An ensemble classification-based approach to detect attack level of SQL injections

摘要

Sensitive data including identity information, passwords, financial and business processes belonging to the user are kept in the databases. These data can be obtained by attackers with malicious code added to SQL queries. The malicious and clean SQL queries are taken from OWASP dataset to ensure that the proposed approach effective and practical. The middleware application which is developed in this study analyzes these SQL queries instantly to prevent attackers from accessing sensitive data in databases. In order to provide protection, an ensemble classification algorithm is trained with 22 features which are obtained from queries containing malicious codes. The trained ensemble algorithm classifies queries as clean and malicious. For the first time in this study, malicious SQL injections are detected as simple, unified or lateral to determine the level of the cyber-attack.
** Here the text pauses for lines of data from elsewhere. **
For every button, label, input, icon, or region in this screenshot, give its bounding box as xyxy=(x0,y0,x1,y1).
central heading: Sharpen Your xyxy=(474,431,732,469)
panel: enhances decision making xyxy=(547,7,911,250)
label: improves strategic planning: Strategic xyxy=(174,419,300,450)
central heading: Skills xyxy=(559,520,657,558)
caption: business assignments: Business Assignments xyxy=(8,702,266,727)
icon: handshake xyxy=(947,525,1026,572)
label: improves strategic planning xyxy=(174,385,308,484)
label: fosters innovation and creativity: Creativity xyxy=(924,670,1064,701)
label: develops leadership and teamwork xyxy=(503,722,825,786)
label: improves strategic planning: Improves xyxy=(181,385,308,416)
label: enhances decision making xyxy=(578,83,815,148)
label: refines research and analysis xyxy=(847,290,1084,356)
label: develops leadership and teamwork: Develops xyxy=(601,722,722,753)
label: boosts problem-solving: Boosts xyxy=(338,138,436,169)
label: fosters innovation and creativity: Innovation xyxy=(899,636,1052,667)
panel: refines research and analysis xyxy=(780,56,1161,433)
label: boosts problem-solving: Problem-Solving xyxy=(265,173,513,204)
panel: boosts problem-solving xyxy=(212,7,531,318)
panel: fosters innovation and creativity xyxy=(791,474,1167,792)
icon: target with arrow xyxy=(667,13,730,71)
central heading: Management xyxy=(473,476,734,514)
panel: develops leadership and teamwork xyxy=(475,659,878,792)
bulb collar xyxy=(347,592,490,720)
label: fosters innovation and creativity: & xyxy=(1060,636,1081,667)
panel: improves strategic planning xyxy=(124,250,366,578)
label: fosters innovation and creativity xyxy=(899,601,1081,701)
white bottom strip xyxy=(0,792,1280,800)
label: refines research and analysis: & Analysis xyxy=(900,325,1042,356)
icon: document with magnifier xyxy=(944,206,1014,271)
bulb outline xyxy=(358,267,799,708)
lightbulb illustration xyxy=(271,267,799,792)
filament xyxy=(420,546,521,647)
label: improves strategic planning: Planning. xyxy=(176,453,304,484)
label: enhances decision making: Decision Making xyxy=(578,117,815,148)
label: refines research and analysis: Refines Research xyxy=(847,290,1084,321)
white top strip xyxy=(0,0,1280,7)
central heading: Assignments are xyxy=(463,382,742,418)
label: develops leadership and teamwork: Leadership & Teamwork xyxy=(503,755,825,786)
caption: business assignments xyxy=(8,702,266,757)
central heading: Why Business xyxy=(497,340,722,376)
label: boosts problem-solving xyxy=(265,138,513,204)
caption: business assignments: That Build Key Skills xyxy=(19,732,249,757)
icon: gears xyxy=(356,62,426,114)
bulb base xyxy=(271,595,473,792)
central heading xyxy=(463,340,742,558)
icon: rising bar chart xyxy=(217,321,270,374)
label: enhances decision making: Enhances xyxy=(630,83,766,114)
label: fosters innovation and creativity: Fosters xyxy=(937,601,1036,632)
If the query is clean, the request is provided in the flow forwarding scheme, otherwise the query is blocked. If SQL injection is detected as simple, the SQL request is blocked. In other cases source IP address is blocked at different time intervals. The accuracy of the model maintains over 98% to detect SQL injections, and 92% to classify as simple, unified or lateral these attacks. This result demonstrates that the developed middleware application has an active role against simple, unified and lateral SQL Injection attacks which are so hard to detect and provides flexible decisions against the attacks.